The main organs and elements of ferns are:

  • Rhizoids are subsurface non-photosynthetic structures that draw water and nutrients from soil. These are in all cases fibrous and resemble the corresponding root structures of flowering plants.
  • Stems are typically a subsurface creeping rhizome, but sometimes manifest as an above-ground creeping stolon or an aerial erect semi-woody trunk (Cyatheaceae family) reaching heights of up to 20 metres in a few species (e.g. Cyathea medullaris in New Zealand).
  • Leaves are photosynthetic structures usually called fronds, which characteristically unroll from a tight spiral termed a crozier or fiddlehead. Fronds may occur in three forms: (a) Trophophyll is a non-spore producing frond, which can photosynthesize; (b) Sporophyll is a frond that contains spores, even though they superficially resemble tropophylls and photosynthesize; and (c) Brophophyll is a frond that produces a prodigious number of spores.
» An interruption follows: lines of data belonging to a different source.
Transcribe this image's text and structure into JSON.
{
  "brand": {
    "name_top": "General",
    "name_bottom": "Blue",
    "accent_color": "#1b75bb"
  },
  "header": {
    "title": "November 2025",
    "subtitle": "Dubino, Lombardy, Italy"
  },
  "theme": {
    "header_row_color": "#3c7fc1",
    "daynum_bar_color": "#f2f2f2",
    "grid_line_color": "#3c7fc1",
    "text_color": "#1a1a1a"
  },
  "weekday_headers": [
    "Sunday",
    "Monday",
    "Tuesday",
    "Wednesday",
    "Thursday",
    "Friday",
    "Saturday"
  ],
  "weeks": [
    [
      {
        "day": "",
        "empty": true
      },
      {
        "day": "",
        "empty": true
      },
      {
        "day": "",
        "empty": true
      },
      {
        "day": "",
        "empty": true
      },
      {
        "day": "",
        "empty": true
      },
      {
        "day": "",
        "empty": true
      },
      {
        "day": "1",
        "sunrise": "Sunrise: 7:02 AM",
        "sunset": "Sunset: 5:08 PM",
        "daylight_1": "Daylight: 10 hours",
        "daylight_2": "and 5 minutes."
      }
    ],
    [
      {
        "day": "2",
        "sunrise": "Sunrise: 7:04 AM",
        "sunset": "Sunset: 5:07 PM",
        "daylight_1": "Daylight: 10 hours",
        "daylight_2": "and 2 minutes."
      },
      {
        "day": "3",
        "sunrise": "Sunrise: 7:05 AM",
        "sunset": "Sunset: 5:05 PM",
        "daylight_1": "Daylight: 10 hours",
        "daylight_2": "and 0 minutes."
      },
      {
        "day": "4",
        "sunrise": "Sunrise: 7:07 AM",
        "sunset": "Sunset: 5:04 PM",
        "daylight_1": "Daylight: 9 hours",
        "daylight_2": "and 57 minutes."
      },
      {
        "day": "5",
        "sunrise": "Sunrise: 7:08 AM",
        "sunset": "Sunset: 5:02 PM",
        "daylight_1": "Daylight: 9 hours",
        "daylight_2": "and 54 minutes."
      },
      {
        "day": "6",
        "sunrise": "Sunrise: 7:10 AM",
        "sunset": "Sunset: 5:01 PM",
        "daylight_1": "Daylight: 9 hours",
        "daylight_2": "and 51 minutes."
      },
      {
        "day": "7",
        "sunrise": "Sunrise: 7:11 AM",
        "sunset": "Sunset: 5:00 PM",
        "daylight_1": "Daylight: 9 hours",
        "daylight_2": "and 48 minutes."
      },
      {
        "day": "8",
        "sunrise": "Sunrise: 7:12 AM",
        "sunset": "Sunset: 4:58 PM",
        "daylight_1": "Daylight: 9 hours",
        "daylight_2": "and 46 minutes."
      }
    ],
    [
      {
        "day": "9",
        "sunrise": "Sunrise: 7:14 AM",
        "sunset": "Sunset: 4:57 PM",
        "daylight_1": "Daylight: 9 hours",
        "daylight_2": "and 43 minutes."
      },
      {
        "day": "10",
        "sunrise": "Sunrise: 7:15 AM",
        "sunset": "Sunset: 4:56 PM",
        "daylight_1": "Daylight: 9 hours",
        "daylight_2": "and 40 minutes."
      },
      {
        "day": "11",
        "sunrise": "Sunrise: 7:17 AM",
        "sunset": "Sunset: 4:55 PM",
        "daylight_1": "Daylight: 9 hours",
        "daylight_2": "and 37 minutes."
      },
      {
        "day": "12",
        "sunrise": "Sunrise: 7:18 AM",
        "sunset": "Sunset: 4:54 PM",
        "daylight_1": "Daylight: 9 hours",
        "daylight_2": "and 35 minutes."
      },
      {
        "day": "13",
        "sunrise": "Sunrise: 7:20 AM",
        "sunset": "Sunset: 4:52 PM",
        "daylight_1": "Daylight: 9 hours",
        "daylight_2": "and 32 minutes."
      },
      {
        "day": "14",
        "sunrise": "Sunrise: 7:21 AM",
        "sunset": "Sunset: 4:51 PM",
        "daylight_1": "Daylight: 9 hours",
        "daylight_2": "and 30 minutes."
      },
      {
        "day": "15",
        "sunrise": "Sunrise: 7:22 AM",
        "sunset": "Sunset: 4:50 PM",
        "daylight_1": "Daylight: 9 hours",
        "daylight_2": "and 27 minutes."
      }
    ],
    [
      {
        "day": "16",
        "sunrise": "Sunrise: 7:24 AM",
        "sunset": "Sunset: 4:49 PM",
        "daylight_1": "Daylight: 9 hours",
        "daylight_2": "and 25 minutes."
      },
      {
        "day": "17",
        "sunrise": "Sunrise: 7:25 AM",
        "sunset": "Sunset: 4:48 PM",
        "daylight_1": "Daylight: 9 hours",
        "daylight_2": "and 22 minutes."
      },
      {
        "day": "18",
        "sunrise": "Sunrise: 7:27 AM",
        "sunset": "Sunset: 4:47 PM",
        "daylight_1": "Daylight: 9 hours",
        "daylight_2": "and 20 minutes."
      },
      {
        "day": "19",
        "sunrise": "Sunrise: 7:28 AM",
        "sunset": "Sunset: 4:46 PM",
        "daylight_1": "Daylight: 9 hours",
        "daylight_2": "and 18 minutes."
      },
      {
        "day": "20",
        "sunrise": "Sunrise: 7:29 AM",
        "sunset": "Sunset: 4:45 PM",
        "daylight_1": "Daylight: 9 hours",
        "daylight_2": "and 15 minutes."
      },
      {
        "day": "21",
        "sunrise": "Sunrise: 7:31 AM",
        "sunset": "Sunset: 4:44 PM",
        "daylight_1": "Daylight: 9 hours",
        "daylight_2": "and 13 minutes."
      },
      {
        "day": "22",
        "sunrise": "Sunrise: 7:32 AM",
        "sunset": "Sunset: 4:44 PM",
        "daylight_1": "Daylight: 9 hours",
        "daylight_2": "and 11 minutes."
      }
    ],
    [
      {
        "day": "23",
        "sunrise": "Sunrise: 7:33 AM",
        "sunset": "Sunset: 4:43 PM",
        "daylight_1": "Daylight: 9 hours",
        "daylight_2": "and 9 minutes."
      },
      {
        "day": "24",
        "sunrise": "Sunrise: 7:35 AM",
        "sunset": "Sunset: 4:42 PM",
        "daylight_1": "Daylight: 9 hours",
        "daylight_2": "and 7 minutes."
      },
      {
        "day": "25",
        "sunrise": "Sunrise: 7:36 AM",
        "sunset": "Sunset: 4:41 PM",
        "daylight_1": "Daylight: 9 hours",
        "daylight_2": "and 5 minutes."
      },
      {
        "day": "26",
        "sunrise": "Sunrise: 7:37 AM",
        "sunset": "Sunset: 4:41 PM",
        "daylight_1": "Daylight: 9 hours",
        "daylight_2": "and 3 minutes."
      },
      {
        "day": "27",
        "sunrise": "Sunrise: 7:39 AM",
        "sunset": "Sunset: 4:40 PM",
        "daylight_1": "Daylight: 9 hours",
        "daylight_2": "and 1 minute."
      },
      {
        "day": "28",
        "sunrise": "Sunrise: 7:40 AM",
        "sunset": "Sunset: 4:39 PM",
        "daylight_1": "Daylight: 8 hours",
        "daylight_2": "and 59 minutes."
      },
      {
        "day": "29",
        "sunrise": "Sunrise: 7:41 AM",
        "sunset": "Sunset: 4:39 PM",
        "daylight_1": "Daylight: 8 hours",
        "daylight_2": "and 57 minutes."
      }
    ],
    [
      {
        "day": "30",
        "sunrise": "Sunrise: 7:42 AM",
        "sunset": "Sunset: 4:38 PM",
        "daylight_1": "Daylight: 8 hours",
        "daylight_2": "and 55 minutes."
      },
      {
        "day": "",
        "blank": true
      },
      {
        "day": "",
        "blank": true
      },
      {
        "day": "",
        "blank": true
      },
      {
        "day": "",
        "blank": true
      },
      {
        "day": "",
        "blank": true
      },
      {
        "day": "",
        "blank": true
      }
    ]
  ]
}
Fern gametophytes are quite distinct from the corresponding organs of flowering plants. They usually have a prothallus, which is a photosynthetic structure one cell thick, that is normally heart or kidney shaped; the prothallus is characteristically three to ten millimeters in length and two to eight millimeters in width. Production of gametes from the prothallus is via antheridia (minute spheres that generate sperm), archegonia (flask shaped structure that generates one egg) and rhizoids (root resembling organs that are actually very elongated individual cells) which attach the prothallus to the subsurface soil.

The most evident part of the fern anatomy is the degree of divisions of the leaflets; this aspect is also a convenient diagnostic for identification of fern species in the field. The accompanying illustration sets forth a diagram of a bipinnate fern, with an inset showing further leaflet division of a tripinnate individual. Many ferns are simply pinnate in leaf structure.

Taxonomy

The classification of true ferns is generally governed by a scheme developed in 2006 by Smith:[2]

  • Order Osmundales: Families include Osmundaceae (example genus: Todea), Hymenophyllaceae (example genus: Trichomanes)
  • Order Gleicheniales: Families include Gleichniaceae (example genus: Gleichenia), Dryopteridaceae (example genus: Dryopteris), Matoniaceae (example genus: Matonia)
  • Order Schizaeales: Families include Lygodiaceae (sole genus: Lygodium), Anemiaceae (example genus:Anemia), Schizaeaceae (example genus: Schizaea)
  • Order Salviniales: Families include Marsileaceae (example genus: Marsilea), Salviniaceae (sole genus: Salvinia)
  • Order Cyatheales: Families include Thyrsopteridaceae (example genus: Thyrsopteris), Loxsomataceae (example genus: Loxsoma), Culcitaceae (example genus: Culcita), Plagiogyriaceae (example genus: Plagiogyria), Cibotiaceae (example genus: Cibotium), Cyatheaceae (example genus: Cnemidaria), Dicksoniaceae (example genus: Calochlaena), Metaxyaceae (sole genus: Metaxya)
  • Order Polypodiales: Families include Lindsaeaceae (example genus: Lindsaea), Dennstaedtiaceae (example genus: Pteridium), Pteridaceae (example genus: Aspidotis)
  • Order Blechnales: Families include Aspleniaceae (example genus: Asplenium), Thelypteridaceae (example genus: Phegopteris), Woodsiaceae (example genus: Woodsia), Blechnaceae (example genus: Blechnum), Onocleaceae (example genus:Pentarhizidium)
  •  Order Eupolypods I: Families include Dryopteridaceae (example genus: Dryopteris), Lomariopsidaceae (example genus: Lomariopsis), Tectariaceae (example genus: Tectaria), Oleandraceae (example genus: Oleandra), Davalliaceae (example genus: Araiostegia)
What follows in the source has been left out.